En fait, si nous creusons davantage, nous découvrons que le défi est encore plus radical. Nous le découvrons en essayant de répondre à cette question : pourquoi l'essence du monachisme - la communauté, la prière, la liturgie, le travail, la contemplation, la Parole - devrait-elle être le monopole d'une élite de célibataires et de personnes consacrées ? Pourquoi ne pas étendre l'héritage spirituel de saint Benoît, saint Augustin, saint Bruno, sainte Thérèse d'Avila aux laïcs, aux familles, aux jeunes et aux moins jeunes ? Notre époque, qui ressemble beaucoup à l'époque romaine où est né le premier monachisme, réunit toutes les conditions pour un nouveau printemps du charisme monastique. Mais il est nécessaire de démocratiser le monachisme. La communauté, la contemplation et la mystique peuvent devenir des expériences populaires, potentiellement ouvertes à toutes les conditions de vie, parce qu'elles font partie du répertoire de base de chaque personne. Nous pouvons alors commencer à imaginer des monastères, anciens et nouveaux, où le noyau des célibataires est rejoint, avec la même dignité et les mêmes droits, par d'autres personnes, différentes mais égales. Des lieux pleins d'humanité, d'enfants, d’un esprit qui anime la vie tous les aspects de la vie. Dépassant ainsi, au niveau théologique et anthropologique, l'idée ancienne d'une supériorité spirituelle et éthique du célibat sur d'autres états de vie. D'autant que, soit dit en passant, la grande question de la place des femmes dans l'Église catholique ne sera pas résolue tant qu'il existera une hiérarchie sacralisée entre les différentes vocations et entre les ministères. L'arrivée de personnes différentes avec la même vocation monastique conduira inévitablement à des changements dans les formes de gouvernance, les pratiques concrètes, les responsabilités, et le défi sera d’être créatifs dans la fidélité à ce passé grandiose tout en demeurant ouvert à l'esprit qui souffle dans le temps présent. Il existe déjà de nouvelles communautés monastiques qui tentent quelque chose de semblable ; cependant, il s'agit maintenant d'imaginer une réforme générale du monachisme traditionnel qui considère de telles expériences comme relevant de l’ordinaire et non comme des exceptions marginales (souvent regardées avec suspicion).

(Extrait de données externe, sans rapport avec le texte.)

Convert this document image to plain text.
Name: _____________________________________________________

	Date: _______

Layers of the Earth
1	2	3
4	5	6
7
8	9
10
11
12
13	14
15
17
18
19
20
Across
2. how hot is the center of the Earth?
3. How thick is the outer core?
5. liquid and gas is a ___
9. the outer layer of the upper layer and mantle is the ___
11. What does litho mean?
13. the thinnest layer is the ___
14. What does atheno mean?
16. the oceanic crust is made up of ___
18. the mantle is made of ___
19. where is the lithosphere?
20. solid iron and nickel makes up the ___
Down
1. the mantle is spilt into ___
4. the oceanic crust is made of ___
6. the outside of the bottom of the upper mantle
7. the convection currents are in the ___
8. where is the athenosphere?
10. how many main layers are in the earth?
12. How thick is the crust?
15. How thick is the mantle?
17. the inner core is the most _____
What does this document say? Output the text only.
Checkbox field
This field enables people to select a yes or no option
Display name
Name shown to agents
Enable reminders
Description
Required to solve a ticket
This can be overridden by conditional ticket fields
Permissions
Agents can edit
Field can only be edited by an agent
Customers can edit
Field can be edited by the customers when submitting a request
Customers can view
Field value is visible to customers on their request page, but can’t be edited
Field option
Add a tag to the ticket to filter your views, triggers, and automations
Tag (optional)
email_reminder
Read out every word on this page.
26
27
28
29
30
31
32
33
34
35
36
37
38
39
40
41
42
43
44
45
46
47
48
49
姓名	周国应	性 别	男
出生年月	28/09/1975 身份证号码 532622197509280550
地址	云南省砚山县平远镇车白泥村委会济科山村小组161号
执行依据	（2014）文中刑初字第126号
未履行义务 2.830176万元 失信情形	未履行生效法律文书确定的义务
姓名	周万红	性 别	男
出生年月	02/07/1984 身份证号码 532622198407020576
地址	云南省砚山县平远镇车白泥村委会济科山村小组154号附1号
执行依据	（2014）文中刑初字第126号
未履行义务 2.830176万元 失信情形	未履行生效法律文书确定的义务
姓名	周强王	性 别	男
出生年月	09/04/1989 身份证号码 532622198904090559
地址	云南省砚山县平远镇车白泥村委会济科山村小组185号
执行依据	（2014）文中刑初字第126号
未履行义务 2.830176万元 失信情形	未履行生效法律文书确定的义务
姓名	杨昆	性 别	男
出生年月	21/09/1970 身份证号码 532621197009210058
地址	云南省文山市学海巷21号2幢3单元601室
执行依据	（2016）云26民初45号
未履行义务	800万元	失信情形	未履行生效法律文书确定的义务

Un discours spécifique doit ensuite être tenu à l'égard des personnes âgées. Aujourd'hui, et plus encore demain, il y a beaucoup de personnes âgées, en famille ou seules (veuves, séparées), qui voudraient passer les années de vieillissement actif dans un contexte communautaire et spirituel, en réponse à une vocation authentique - j'en connais quelques-unes. Mais pas pour vivre dans des maisons de retraite situées dans les locaux du monastère, mais en tant que membres ordinaires et actifs, passant une, deux ou plusieurs décennies de leur existence mature dans le monastère, avec tous les autres.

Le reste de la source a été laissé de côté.